Todo empezó con una ficha. Bueno, con varias. Cristina, mi mujer, tiene un alumno extranjero recién llegado a la ESO que no sabía una palabra de español. Me pidió unas láminas visuales con vocabulario básico —de esas con letra grande, dibujos sencillos y palabras en inglés y en castellano— para ayudarle a arrancar. Hice un par, pero enseguida me di cuenta de que aquello era un túnel sin salida: cada ficha llevaba tiempo, los temas se multiplicaban y cualquier cambio implicaba volver a maquetar todo. En resumen: un rollo.
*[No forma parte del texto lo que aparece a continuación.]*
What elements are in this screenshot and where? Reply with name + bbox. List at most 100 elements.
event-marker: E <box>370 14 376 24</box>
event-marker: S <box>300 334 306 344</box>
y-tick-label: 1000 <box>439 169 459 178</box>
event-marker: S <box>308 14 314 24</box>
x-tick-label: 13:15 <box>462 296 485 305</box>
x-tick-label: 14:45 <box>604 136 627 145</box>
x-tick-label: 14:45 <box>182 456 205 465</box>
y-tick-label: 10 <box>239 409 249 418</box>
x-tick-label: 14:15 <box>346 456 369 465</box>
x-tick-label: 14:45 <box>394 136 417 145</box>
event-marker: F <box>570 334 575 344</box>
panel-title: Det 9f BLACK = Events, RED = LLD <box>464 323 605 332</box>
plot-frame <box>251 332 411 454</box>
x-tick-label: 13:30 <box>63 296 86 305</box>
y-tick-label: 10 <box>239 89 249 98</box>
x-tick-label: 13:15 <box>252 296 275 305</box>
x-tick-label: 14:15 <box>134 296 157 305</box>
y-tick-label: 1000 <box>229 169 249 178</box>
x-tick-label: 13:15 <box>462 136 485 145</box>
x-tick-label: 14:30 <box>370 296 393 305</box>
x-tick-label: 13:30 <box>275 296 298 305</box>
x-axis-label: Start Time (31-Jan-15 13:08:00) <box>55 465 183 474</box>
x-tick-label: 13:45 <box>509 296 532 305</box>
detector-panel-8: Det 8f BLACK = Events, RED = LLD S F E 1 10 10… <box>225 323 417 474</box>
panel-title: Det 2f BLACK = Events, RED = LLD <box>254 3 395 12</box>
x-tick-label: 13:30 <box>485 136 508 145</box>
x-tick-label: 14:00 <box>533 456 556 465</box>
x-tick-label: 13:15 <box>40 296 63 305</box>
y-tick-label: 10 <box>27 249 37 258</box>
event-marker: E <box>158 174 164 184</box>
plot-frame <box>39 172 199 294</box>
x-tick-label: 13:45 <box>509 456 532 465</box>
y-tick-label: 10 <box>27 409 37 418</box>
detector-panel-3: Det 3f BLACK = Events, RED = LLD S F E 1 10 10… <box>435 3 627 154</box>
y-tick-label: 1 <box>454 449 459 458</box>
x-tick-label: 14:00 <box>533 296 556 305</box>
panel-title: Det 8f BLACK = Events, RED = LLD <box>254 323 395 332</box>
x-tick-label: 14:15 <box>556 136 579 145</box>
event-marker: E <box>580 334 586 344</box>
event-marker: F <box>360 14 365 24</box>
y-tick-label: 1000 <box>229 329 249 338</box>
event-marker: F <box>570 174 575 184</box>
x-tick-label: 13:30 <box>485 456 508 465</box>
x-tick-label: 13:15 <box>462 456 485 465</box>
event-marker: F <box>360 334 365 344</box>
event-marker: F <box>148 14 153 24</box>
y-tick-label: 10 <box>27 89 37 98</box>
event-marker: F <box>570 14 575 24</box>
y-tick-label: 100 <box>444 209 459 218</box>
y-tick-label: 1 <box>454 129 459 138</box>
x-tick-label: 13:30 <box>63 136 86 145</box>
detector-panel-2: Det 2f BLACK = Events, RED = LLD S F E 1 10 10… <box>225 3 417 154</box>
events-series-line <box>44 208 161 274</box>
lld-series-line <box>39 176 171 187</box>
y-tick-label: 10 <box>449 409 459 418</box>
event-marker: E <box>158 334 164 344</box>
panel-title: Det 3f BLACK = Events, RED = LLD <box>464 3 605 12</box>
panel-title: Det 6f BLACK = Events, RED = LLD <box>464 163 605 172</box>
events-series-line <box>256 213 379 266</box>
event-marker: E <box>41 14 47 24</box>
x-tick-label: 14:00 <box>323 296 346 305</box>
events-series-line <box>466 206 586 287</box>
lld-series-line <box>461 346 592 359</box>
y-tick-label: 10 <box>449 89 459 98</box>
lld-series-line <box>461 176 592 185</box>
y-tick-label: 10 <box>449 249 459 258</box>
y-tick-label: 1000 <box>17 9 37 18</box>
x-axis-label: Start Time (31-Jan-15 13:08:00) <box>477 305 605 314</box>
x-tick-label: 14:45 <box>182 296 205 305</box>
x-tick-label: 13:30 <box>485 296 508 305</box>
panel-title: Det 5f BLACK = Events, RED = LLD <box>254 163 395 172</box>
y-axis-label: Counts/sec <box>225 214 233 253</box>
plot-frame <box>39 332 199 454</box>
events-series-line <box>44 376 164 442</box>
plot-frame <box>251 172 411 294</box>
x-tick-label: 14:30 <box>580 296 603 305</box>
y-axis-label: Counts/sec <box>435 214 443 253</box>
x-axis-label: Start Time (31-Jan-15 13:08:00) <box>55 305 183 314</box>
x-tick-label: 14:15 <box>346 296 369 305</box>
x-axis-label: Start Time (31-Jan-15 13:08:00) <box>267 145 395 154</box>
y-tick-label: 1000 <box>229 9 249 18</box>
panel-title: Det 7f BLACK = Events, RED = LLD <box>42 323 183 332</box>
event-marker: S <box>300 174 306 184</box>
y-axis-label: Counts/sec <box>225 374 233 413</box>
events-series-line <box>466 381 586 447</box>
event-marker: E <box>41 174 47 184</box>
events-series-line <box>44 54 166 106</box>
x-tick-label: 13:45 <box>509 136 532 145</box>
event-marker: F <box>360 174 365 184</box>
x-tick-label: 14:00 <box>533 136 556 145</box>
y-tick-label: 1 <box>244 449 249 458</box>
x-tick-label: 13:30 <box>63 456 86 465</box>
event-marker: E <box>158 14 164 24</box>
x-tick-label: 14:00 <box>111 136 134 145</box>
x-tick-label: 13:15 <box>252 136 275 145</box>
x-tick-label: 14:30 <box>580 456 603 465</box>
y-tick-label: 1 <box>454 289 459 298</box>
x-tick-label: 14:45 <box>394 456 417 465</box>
Lo esencial es que el problema no era de diseño, sino de escala. La IA ya me permite generar contenido flexible, estructurado y visual sin repetir trabajo manual. Así que decidí transformar las fichas en una pequeña aplicación web que organizara el vocabulario por niveles y temas, y que sirviera tanto para aprender como para practicar. El alumno podía elegir al inicio qué quería hacer —“aprender” o “practicar”— y avanzar por decenas de listas bilingües.
El primer paso fue diseñar la arquitectura del contenido: más de 50 temas, cada uno con entre 10 y 20 palabras. Agrupé los niveles como si fueran misiones de un juego: Level 1 – Explorer, Level 2 – Urban explorer, Level 3 – Classroom strategist… Esa estructura por niveles daba sensación de progreso sin complicar la interfaz. Cada botón abría una lista temática (el aula, la ropa, los transportes, las comidas, etc.) y mostraba las palabras en inglés y español.
Después vino la gamificación. Quería que el alumno sintiera que avanzaba, que cada tema superado le acercaba a la siguiente etapa. Añadí medallas, contadores y un personaje que evoluciona con la puntuación —una especie de criatura 3D estilo Pixar, simple pero expresiva, que pasa del 1 al 10 en estado de ánimo y energía.
En paralelo, afiné la lógica de práctica: nada de traducciones automáticas sin sentido. Cada pregunta presenta una palabra en un idioma y cuatro opciones en el otro, siempre con la correcta incluida, y un refuerzo inmediato cuando aciertas o fallas. La idea era que la app respondiera como un profesor que sonríe o corrige con naturalidad.
Lo interesante es que no escribí apenas código “a mano”. Usé ChatGPT como copiloto para generar los textos, los conjuntos de palabras, la estructura HTML y los ajustes visuales. A medida que iteraba, la app pasó de ser una simple lista de vocabulario a un entorno de aprendizaje con fases, niveles y sentido de progreso.
En la práctica, esto cambió algo más que la herramienta: transformó el proceso educativo de Cris. Ya no depende de PDFs estáticos, sino de una plataforma viva que puede ampliar con nuevos temas, imágenes o sonidos. Y su alumno —que al principio no entendía ni el cartel de la puerta— ahora puede aprender, practicar y ver cómo su “mascota” crece con él.
Al final, este pequeño proyecto nació de una necesidad doméstica y acabó siendo una lección sobre cómo la IA puede liberar tiempo para lo importante: enseñar, acompañar y crear. Si algo tan cotidiano como una ficha de vocabulario puede reinventarse así, ¿cuántas otras pequeñas tareas docentes podrían transformarse también?